Ceramic engineers produce materials vital to many advanced and traditional technologies: electronic and optical assemblies, aerospace parts, biomedical components, nuclear components, high temperature, corrosion resistant assemblies, fuel cells, and electronic packaging. Ceramic engineers generally work with inorganic, nonmetallic materials processed at high temperatures. In the classroom, ceramic engineering students learn the relationships between engineering properties and the chemistry and structure of ceramic materials and go on to apply these scientific principles to the design of new formulations and manufacturing processes. If you are interested in the “why” behind material properties, ceramic engineering will definitely interest you.
Ceramic engineering usually appeals to those who have a strong interest in finding practical applications of the basic sciences, especially chemistry and physics, and can be described as one of the disciplines where ‘science and engineering intersect’. Design occurs at the atomic or microstructural level of solid materials. The Missouri S&T department of ceramic engineering specializes in glass and optical materials, electronic materials, and high temperature materials, but the same scientific and engineering principles that are learned can be applied to the design of new materials for other applications, including biomaterials, high strength materials, materials for energy generation, etc.

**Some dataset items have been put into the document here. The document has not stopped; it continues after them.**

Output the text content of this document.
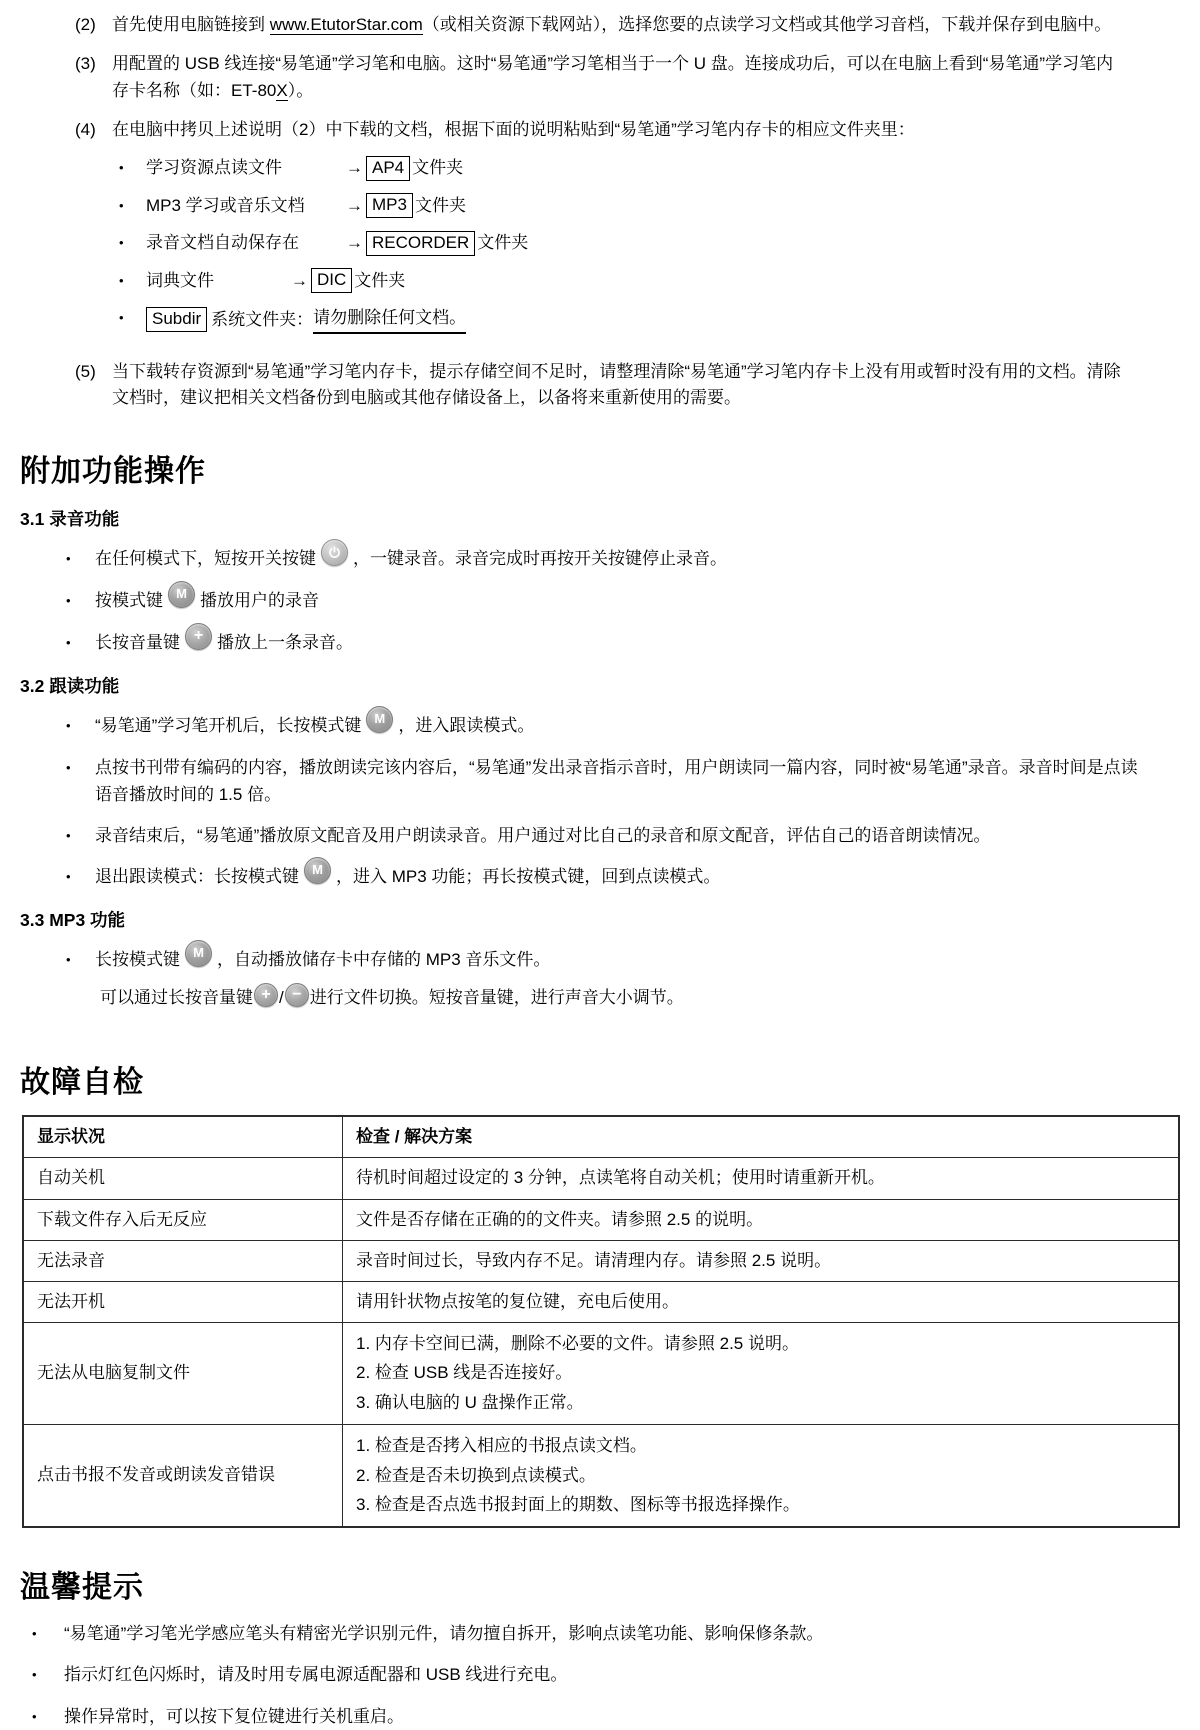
(2) 首先使用电脑链接到 www.EtutorStar.com（或相关资源下载网站），选择您要的点读学习文档或其他学习音档，下载并保存到电脑中。
(3) 用配置的 USB 线连接“易笔通”学习笔和电脑。这时“易笔通”学习笔相当于一个 U 盘。连接成功后，可以在电脑上看到“易笔通”学习笔内存卡名称（如：ET-80X）。
(4) 在电脑中拷贝上述说明（2）中下载的文档，根据下面的说明粘贴到“易笔通”学习笔内存卡的相应文件夹里：
• 学习资源点读文件	→ AP4 文件夹
• MP3 学习或音乐文档	→ MP3 文件夹
• 录音文档自动保存在	→ RECORDER 文件夹
• 词典文件	→ DIC 文件夹
•	Subdir 系统文件夹： 请勿删除任何文档。
(5) 当下载转存资源到“易笔通”学习笔内存卡，提示存储空间不足时，请整理清除“易笔通”学习笔内存卡上没有用或暂时没有用的文档。清除文档时，建议把相关文档备份到电脑或其他存储设备上，以备将来重新使用的需要。
附加功能操作
3.1 录音功能
• 在任何模式下，短按开关按键 ，一键录音。录音完成时再按开关按键停止录音。
• 按模式键 M 播放用户的录音
• 长按音量键 + 播放上一条录音。
3.2 跟读功能
• “易笔通”学习笔开机后，长按模式键 M ，进入跟读模式。
• 点按书刊带有编码的内容，播放朗读完该内容后，“易笔通”发出录音指示音时，用户朗读同一篇内容，同时被“易笔通”录音。录音时间是点读语音播放时间的 1.5 倍。
• 录音结束后，“易笔通”播放原文配音及用户朗读录音。用户通过对比自己的录音和原文配音，评估自己的语音朗读情况。
• 退出跟读模式：长按模式键 M ，进入 MP3 功能；再长按模式键，回到点读模式。
3.3 MP3 功能
• 长按模式键 M ，自动播放储存卡中存储的 MP3 音乐文件。
可以通过长按音量键 + / − 进行文件切换。短按音量键，进行声音大小调节。
故障自检
显示状况	检查 / 解决方案
自动关机	待机时间超过设定的 3 分钟，点读笔将自动关机；使用时请重新开机。
下载文件存入后无反应	文件是否存储在正确的的文件夹。请参照 2.5 的说明。
无法录音	录音时间过长，导致内存不足。请清理内存。请参照 2.5 说明。
无法开机	请用针状物点按笔的复位键，充电后使用。
无法从电脑复制文件	1. 内存卡空间已满，删除不必要的文件。请参照 2.5 说明。
2. 检查 USB 线是否连接好。
3. 确认电脑的 U 盘操作正常。

点击书报不发音或朗读发音错误	1. 检查是否拷入相应的书报点读文档。
2. 检查是否未切换到点读模式。
3. 检查是否点选书报封面上的期数、图标等书报选择操作。
温馨提示
• “易笔通”学习笔光学感应笔头有精密光学识别元件，请勿擅自拆开，影响点读笔功能、影响保修条款。
• 指示灯红色闪烁时，请及时用专属电源适配器和 USB 线进行充电。
• 操作异常时，可以按下复位键进行关机重启。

Most ceramic engineering classes and laboratories are held in McNutt Hall, but other research laboratories on campus are available to our students. Equipment exists for X-ray investigation of materials, for detection of thermally induced changes in chemistry and structure, for high temperature processing, and for measuring a wide variety of electronic, optical, magnetic, mechanical and thermal properties. The Graduate Center for Materials Research makes additional research equipment available to ceramic engineers, including electron microscopes, optical, infrared, and X-ray spectrometers, thermal analyzers, and high temperature/controlled atmosphere furnaces. Students may broaden their experience by assisting faculty in research projects, either for academic credit or for pay.